Another module I haven't talked about is BerkeleyDB::Manager, a convenience wrapper for BerkeleyDB.
The interface that BerkeleyDB exposes to Perl is pretty close to the C API, which can get very tedious.
For me the hardest part of using Berkeley DB was getting everything properly set up. For example, in order to get transaction support you must pass a number of flags to initialize the various subsystems correctly, open the database with the right options, create transactions using the environment, assign them to the database handles you want them to apply to, and then commit or rollback while checking errors everywhere. Compared to DBI this is torture!
All the configuration is done by twiddling bits using flag constants, and every call must be checked for errors manually. For instance, the proper way to atomically increment a value ($db{$key}++) is:
# create an environment home directory manually mkdir $home || die $!; # instantiate a properly configured environment my $env = BerkeleyDB::Env->new( -Home => $home, -Flags => DB_INIT_TXN|DB_INIT_LOG|DB_INIT_LOCK|DB_INIT_MPOOL|DB_CREATE, ) || die $BerkeleyDB::Error; my $txn = $env->txn_begin || die $BerkeleyDB::Error; # open a database using the environment my $db = BerkeleyDB::Btree->new( -Env => $env, -Filename => $db_name, -Flags => DB_CREATE|DB_AUTO_COMMIT, ) || die $BerkeleyDB::Error; # activate the transaction for a database handle $txn->Txn($db); # get a value my $value; if ( ( my $ret = $db->db_get( $key, $value ) ) != 0 ) { if ( $ret != DB_NOTFOUND ) { die $BerkeleyDB::Error; } } # update it atomically if ( $db->db_put( $key, $value + 1 ) != 0 ) { die $BerkeleyDB::Error; } if ( $txn->txn_commit != 0 ) { die $BerkeleyDB::Error; }
Berkeley DB is designed to be used on anything from embedded devices to replicated clusters storing terrabytes of data. The price we pay for this is too many knobs. It supports a very large number of features and most of them are optional and independent of each other: journalling, transactions with varying levels of ACID guarantees, locking concurrency, multiversioning concurrency, threading support, multiprocess support and replication to name the big ones.
However this tradeoff doesn't need to be made every single time, and many of the knobs don't even apply to the Perl, either because it isn't exposed in the Perl bindings or it just doesn't make sense in that environment.
BerkeleyDB::Manager is an object oriented wrapper for Berkeley DB's environment handles. It's basically a factory for database handles.
Out of the box it is configured with that I've come to expect from RDBMSs:
- Multiprocess safe (locking is enabled by default)
- Transactions, with autocommit
- Automatic recovery on startup
- Deadlock detection
All of these options are configurable as attributes, so you can tweak them if necessary.

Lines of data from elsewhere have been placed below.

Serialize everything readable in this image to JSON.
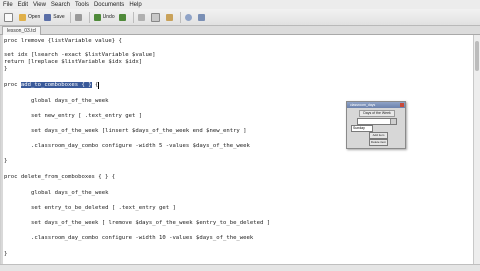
{
  "menu": [
    "File",
    "Edit",
    "View",
    "Search",
    "Tools",
    "Documents",
    "Help"
  ],
  "toolbar": {
    "open_label": "Open",
    "save_label": "Save",
    "undo_label": "Undo"
  },
  "tab": {
    "label": "lesson_03.tcl"
  },
  "code": {
    "l1": "proc lremove {listVariable value} {",
    "l2": "set idx [lsearch -exact $listVariable $value]",
    "l3": "return [lreplace $listVariable $idx $idx]",
    "l4": "}",
    "l5_pre": "proc ",
    "l5_sel": "add_to_comboboxes { }",
    "l5_post": " {",
    "l6": "global days_of_the_week",
    "l7": "set new_entry [ .text_entry get ]",
    "l8": "set days_of_the_week [linsert $days_of_the_week end $new_entry ]",
    "l9": ".classroom_day_combo configure -width 5 -values $days_of_the_week",
    "l10": "}",
    "l11": "proc delete_from_comboboxes { } {",
    "l12": "global days_of_the_week",
    "l13": "set entry_to_be_deleted [ .text_entry get ]",
    "l14": "set days_of_the_week [ lremove $days_of_the_week $entry_to_be_deleted ]",
    "l15": ".classroom_day_combo configure -width 10 -values $days_of_the_week",
    "l16": "}"
  },
  "tkwindow": {
    "title": "classroom_days",
    "label": "Days of the Week",
    "combo_value": "",
    "entry_value": "Sunday",
    "add_button": "Add item",
    "delete_button": "Delete item"
  },
  "colors": {
    "selection": "#3a5a9a",
    "titlebar": "#6c82ad"
  }
}
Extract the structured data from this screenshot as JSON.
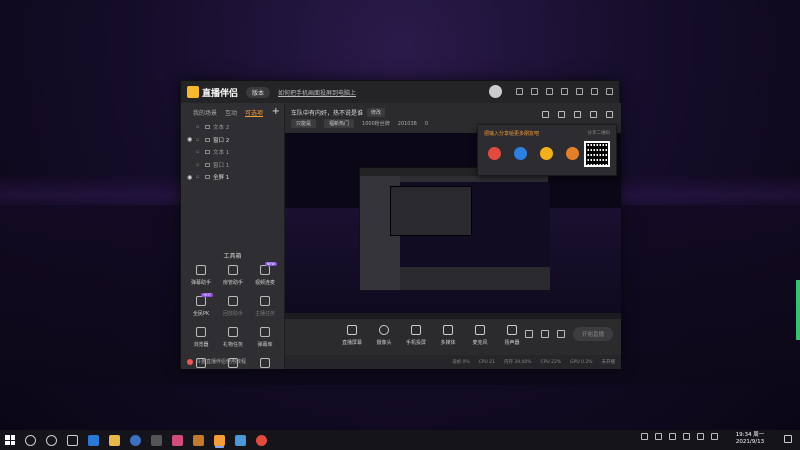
{
  "app": {
    "name": "直播伴侣",
    "version_pill": "版本",
    "title_link": "如何把手机画面投屏到电脑上"
  },
  "left_panel": {
    "tabs": [
      "我的场景",
      "互动",
      "可选项"
    ],
    "add_label": "+",
    "scenes": [
      {
        "label": "文本 2",
        "visible": false
      },
      {
        "label": "窗口 2",
        "visible": true
      },
      {
        "label": "文本 1",
        "visible": false
      },
      {
        "label": "窗口 1",
        "visible": false
      },
      {
        "label": "全屏 1",
        "visible": true
      }
    ],
    "tools_title": "工具箱",
    "tools": [
      {
        "label": "弹幕助手",
        "badge": ""
      },
      {
        "label": "房管助手",
        "badge": ""
      },
      {
        "label": "视频连麦",
        "badge": "NEW"
      },
      {
        "label": "全民PK",
        "badge": "HOT"
      },
      {
        "label": "回放助手",
        "badge": ""
      },
      {
        "label": "主播任务",
        "badge": ""
      },
      {
        "label": "浏览器",
        "badge": ""
      },
      {
        "label": "礼物任务",
        "badge": ""
      },
      {
        "label": "弹幕库",
        "badge": ""
      },
      {
        "label": "",
        "badge": ""
      },
      {
        "label": "",
        "badge": ""
      },
      {
        "label": "",
        "badge": ""
      }
    ],
    "helper_text": "斗鱼直播伴侣使用教程"
  },
  "main_header": {
    "room_title": "车队中有内奸，热不说是谁",
    "modify_label": "修改",
    "category_chip": "只能是",
    "hot_chip": "福新热门",
    "fans": "1000粉丝牌",
    "room_no": "201038",
    "heat": "0"
  },
  "share_popup": {
    "title": "把输入分享给更多朋友吧",
    "tag": "分享二维码"
  },
  "controls": {
    "items": [
      "直播屏幕",
      "摄像头",
      "手机投屏",
      "多媒体",
      "麦克风",
      "扬声器"
    ],
    "start_label": "开始直播"
  },
  "status_bar": {
    "items": [
      "丢帧 0%",
      "CPU 21",
      "内存 39.00%",
      "CPU 22%",
      "GPU 0.2%",
      "未开播"
    ]
  },
  "taskbar": {
    "time": "19:34 周一",
    "date": "2021/9/13"
  },
  "colors": {
    "accent": "#f39c3a",
    "badge": "#8b4fe6",
    "bg": "#2b2b2e"
  }
}
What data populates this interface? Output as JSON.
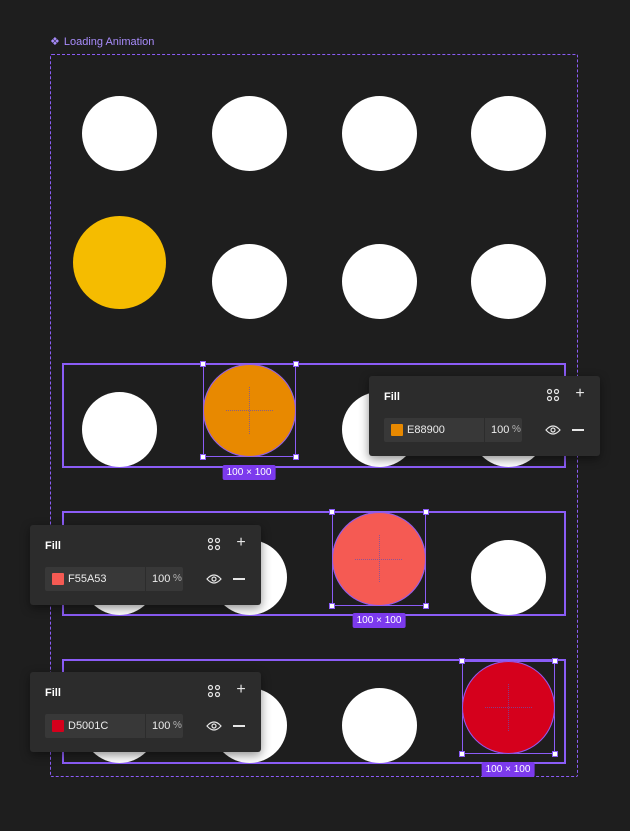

There are also a few options which are disabled by default (such as log_auto_remove).
BerkeleyDB::Manager also provides convenience wrappers, so the above code would looks something like:
my $manager = BerkeleyDB::Manager->new( home => $path, create => 1, ); my $db = $manager->open_db( $db_name ); $manager->txn_do(sub { my $value; if ( ( my $ret = $db->db_get( $key, $value ) ) != 0 ) { if ( $ret != DB_NOTFOUND ) { die $BerkeleyDB::Error; } } if ( $db->db_put( $key, $value + 1 ) != 0 ) { die $BerkeleyDB::Error; } });
There is no convenience API for put or get since that would require wrapping everything (cursors and database handles). This might be added as an option later, but even though this part of the BDB API is definitely tedius, at least it's not hard to get right, so it isn't a major concern. Unfortunately the tie interface doesn't do error checking either, so it's scarcely replacement for doing this in your own code.
It's still important to understand how BDB works, by reading the documentation and the C reference. It's really not that hard once you get used to it, and you don't need to remember what everything does, only that it exists. The only exception is log archival. Most people will be happy with log_auto_remove but making that the default makes catastrophic recovery impossible.
2 comments:
Berkeley DB seems to get overlooked often in favor of other databases, despite the fact that it seems to be ubiquitous. What do you see as its strengths and weaknesses?
Its biggest weakness is that it requires more effort (learning and usage) and a certain degree of vendor lock in to be used successfully.
If you're willing to make the investment to learn how to use it and to stick with it it provides many more features and a much greater flexibility than any other similar system (for instance being able to make hot backups is nice and impressive).
Compared to an SQL database it's much simpler so for certain types of data extraction it'll be much lower overhead, but if you need complex queries you need to program their execution manually (and often naive algorithms will perform worse than an SQL database).